Im Kurzüberblick erläuterte Rebmeister Moritz Villiger vor Ort im «Markstaller» den Fachinteressierten die vier aktuellen Verfahren. Wie viele Mal bisher er die Pflanzen gespritzt hat und was er etwas anders als früher gemacht hat. Den Aufbau und Ziele der Versuche, sowie die bisher gemachten Erfahrungen wollten alle Weinproduzenten Wissen. Nach den ersten Fragen aus dem Plenum Endstand eine rege und sachliche Diskussion. Gemäss Villiger ist es für ein eigentliches Fazit noch zu früh. Eines sei aber sicher, die neuen Biomittel kommen weder preislich noch im Wirkungskreis an die Ergebnis von Kupfer heran. Aus dem Kreis der Anwesenden war zu hören: Obwohl die Schweiz geografisch in der Mitte Europas liege und vielfältige wirtschaftliche Verflechtungen mit den Ländern der Europäischen Union (EU) bestehen, unterscheiden sich die Zulassungsverfahren der beiden Rechtsräume teils erheblich.

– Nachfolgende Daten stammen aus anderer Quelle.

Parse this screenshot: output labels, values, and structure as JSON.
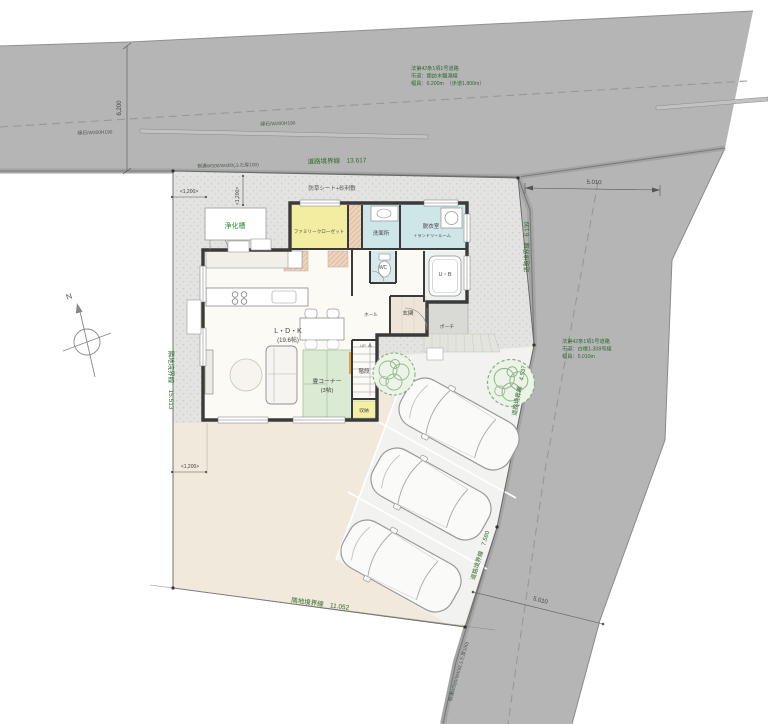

Anmerkung: Die anwesenden Liechtensteiner schmunzelten und äusserten sich augenzwinkernd: «Sie hätten je nachdem die Wahl»!

Doch aus schweizerischer Optik: Die Unterschiede führen immer wieder zu Problemen für Hersteller, Händler, Importeur und Endnutzer. Die Gründe dafür liegen sowohl in rechtlichen Rahmenbedingungen als auch im administrativen Vollzug, also im Papierkrieg.

Anpassung an EU angesagt

Wie aus einer Pressemeldung aus Bundesbern drei Tage später entnommen werden konnte: Die Zulassung von Pflanzenschutzmitteln in der Schweiz werde an jene der EU angeglichen. Damit sollten die Verfahren beschleunigt werden. Der Bundesrat hat die Totalrevision der entsprechenden Verordnung genehmigt. Mit der Revision können Pflanzenschutzmittel ab Dezember 2025 in einem vereinfachten Verfahren zugelassen werden. Auf diese Weise können Pflanzenschutzmittel künftig in einem vereinfachten Verfahren zugelassen werden, wenn sie bereits in einem Nachbarland bewilligt sind, wie der Bundesrat mitteilte. Die Anforderungen an Sicherheit und Wirksamkeit der Produkte blieben auf dem gleichen Niveau bestehen. Einzig für die  Spritzmittelhersteller wird die Zulassung teurer. Der gelungene Erfahrungsaustausch  «klang» mit einem Gläschen Wein im Wingert aus.